Two types of common eye creams are sold in the market as a control group by taking the eleventh example as an experimental group. Volunteers (25-55 years old) male and female 15 persons each were selected, and were randomly and equally divided into 3 groups, and the experimental group and the control group were applied to the face after cleaning the skin every day, and the effect was observed after 15 days. The different items were scored according to the change in skin condition (0-100 points), and the results are shown in Table 8 below.

TABLE 8 Scoring results for different items

	EXAMPLE eleven	Control group one	Control group two
				Permeability of	85.67±3.06	81.83±1.61	87.67±2.52
Moisture retention	95.17±2.36	87.17±2.84	83.67±2.08
				Refreshing property	96.33±1.53	81.00±2.65	89.33±3.06
Wrinkle changes	90.67±3.21	81.33±1.53	89.67±1.53
				Skin color change	87.67±3.06	90.67±3.06	82.67±2.52
Change of edema	93.17±1.26	85.83±1.76	82.33±3.51
				Improvement of asthenopia	92.17±0.76	Is free of	Is free of

The results are combined to discover that the cassia seed compound collagen liposome prepared by the invention (example eleven) has the optimal effect, and particularly has the function of relieving the asthenopia which other eye cream products do not have.

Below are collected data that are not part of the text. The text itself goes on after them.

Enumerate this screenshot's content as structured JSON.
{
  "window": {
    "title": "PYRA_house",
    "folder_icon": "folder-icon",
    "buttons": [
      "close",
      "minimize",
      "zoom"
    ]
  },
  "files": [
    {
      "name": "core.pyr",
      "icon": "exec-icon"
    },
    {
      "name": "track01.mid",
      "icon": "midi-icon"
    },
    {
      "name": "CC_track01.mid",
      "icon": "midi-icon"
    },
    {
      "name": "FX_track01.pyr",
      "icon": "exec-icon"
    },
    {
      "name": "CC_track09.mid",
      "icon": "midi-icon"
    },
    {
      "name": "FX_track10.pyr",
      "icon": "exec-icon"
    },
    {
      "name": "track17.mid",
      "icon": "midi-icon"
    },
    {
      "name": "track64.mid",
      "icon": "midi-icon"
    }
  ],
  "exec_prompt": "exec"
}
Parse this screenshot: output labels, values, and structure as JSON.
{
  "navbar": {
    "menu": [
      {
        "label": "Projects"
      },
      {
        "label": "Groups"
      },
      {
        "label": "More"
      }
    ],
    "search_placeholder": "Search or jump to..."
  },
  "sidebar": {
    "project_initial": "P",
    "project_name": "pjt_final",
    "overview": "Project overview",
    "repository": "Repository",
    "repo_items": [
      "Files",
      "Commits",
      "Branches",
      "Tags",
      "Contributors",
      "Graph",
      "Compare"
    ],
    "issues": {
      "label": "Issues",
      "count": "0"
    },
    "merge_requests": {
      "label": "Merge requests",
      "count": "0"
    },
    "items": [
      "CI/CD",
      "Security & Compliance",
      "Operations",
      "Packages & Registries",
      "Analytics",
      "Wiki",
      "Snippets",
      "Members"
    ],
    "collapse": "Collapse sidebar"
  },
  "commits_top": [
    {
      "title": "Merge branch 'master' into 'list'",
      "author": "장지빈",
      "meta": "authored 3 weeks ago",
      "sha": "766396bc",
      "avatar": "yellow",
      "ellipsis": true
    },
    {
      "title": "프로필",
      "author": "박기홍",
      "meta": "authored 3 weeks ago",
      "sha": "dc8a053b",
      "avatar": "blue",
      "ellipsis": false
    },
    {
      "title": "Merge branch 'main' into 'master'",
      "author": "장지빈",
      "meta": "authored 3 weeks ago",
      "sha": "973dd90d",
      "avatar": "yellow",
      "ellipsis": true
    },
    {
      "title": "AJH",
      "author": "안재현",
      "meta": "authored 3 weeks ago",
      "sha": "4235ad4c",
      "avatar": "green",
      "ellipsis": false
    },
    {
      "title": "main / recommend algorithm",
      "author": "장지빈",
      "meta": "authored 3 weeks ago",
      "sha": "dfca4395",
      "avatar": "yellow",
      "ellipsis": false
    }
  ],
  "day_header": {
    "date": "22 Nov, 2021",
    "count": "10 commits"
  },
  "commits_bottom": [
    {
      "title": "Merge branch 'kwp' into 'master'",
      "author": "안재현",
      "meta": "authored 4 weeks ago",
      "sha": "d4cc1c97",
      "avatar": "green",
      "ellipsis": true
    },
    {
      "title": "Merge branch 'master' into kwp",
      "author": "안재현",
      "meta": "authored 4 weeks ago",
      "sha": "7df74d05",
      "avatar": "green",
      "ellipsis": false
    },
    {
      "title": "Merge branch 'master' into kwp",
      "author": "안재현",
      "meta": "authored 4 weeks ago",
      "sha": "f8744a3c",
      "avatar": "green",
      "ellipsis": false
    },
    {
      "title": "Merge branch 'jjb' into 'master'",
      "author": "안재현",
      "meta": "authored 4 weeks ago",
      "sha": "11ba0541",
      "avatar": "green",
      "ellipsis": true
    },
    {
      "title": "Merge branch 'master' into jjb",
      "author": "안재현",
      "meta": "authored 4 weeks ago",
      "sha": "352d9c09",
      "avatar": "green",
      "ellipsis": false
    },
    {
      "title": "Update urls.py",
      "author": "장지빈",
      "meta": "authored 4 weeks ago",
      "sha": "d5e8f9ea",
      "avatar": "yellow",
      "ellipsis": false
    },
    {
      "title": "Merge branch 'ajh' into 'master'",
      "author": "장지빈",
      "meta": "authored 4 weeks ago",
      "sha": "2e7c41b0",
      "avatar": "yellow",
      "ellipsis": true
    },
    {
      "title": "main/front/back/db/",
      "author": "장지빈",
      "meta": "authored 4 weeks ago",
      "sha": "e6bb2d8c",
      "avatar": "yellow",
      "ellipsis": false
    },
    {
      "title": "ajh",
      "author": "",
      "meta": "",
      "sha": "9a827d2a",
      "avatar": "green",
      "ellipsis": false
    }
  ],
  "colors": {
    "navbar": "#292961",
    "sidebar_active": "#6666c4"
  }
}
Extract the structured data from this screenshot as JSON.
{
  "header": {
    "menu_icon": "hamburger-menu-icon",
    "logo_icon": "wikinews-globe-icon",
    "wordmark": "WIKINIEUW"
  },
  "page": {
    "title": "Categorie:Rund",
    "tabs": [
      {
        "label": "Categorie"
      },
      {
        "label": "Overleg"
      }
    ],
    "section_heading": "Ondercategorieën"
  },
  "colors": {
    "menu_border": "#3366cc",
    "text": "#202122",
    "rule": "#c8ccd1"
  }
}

The above embodiments are examples of the present invention, and the specific parameters in the above embodiments and examples are only for clearly showing the verification process of the present invention, and are not intended to limit the scope of the present invention. The protection scope of the present invention is defined by the claims, and all structural changes that can be made by using the contents of the description of the present invention are also included in the protection scope of the present invention.